The centre was already filled with babies, some screaming, some happily playing (most with a lot of snot hanging out their noses, Eww). I felt this huge overwhelming wave come over me ‘Omg my maternity is over. My baby is growing, this is a HUGE step. Am I ready for this?’ Why hadn’t I thought of all this before, and mentally prepared myself? If I’m honest I think I had thought about it, but shoved it so far to the back of my brain as i didn’t WANT to think about how it would make me feel. Boy do I regret that!

The super lovely childcare staff came over (She could clearly see I was about to have a nervous breakdown) She made Rosie giggle and feel at ease with her by playing peekaboo. Rosie beamed up at her ‘AHH she is just so cute whhyyy am I leaving you’ I thought to myself.

I put her bag (Which had EVERYTHING you could imagine in it X 2) into her little locker. Took off her little coat and gave her the biggest cuddle. You could see the staff were so ready to take her and let me be on my way. But I was not ready! Just a little longer I thought. Rosie was eyeing up all the colourful toys and taking in the new surroundings. I was just taking in every inch of my little girl. I knew that as soon as I handed her to the staff I would need to evacuate this place ASAP as the tear train was rolling in at any moment.

I had a tiny moment of strength and said to myself ‘get a grip Danielle – you are ready. Rosie is ready’ and I handed her over, I waved goodbye and I left.

I managed to hold back the tears but it felt so strange leaving. ‘WHAT DO I DO NOW?’ As it was just a trial day and I didn’t start work til the following week I knew I needed to keep busy. Netflix binge? Shopping spree? The pub? ALL great possibilities.

I had forgotten how easy it was without a pram or heavy nappy bag. I started to get excited over the fact I could use escalators (Why is this exciting seriously?) Make a phone call in peace and enjoy a HOT coffee. I ended up going to the local Westfield and decided to get my hair cut. I sat there and talked all about little miss to the hairdresser the whole time. The poor lady probably wanted peace and quiet by the time she had finished. I wandered around aimlessly and I rang the daycare every hour to see how she was getting on. All positive feedback from them and she was settling in well. (Me on the other hand…not so much)

I could not wait to pick her up.

After the longest day ever I ran into that daycare, scanned the room for her (Would be pretty embarrassing if I picked up the wrong baby in my excitement!). I scooped her up into my arms and felt the biggest relief. We had both made it. We survived our first day of daycare.

The trial day certainly prepared me for going back to work and I found that after my first day back in the office, I was not obsessing over how she was doing every 5 minutes (Maybe every 10!) as I had work to do and knew she was in very capable hands and that they would contact me if there were any issues.

When the time comes for your little ones to go to daycare or nursery or even school it all of a sudden feels like your baby is no longer a baby.

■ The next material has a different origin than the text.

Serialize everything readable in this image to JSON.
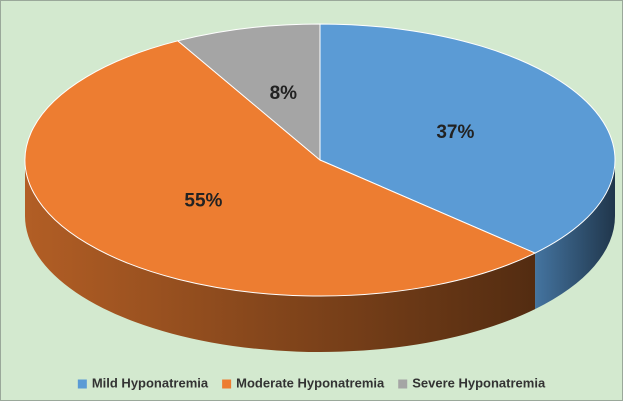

It makes you reminisce about them being so tiny and new to the world where you doted on them day and night. We all have individual circumstances, whether you work full or part time, are a stay at home parent or work from home. We all have to choose what is right for our families. Some decisions are easier than others and whatever stage you are at take comfort in knowing you are not alone. Somewhere there is another mum feeling just how you are.

The daycare days will get easier and it will soon be on to the next challenge but for now i look forward to watching Rosie grow as I grow and learn alongside her.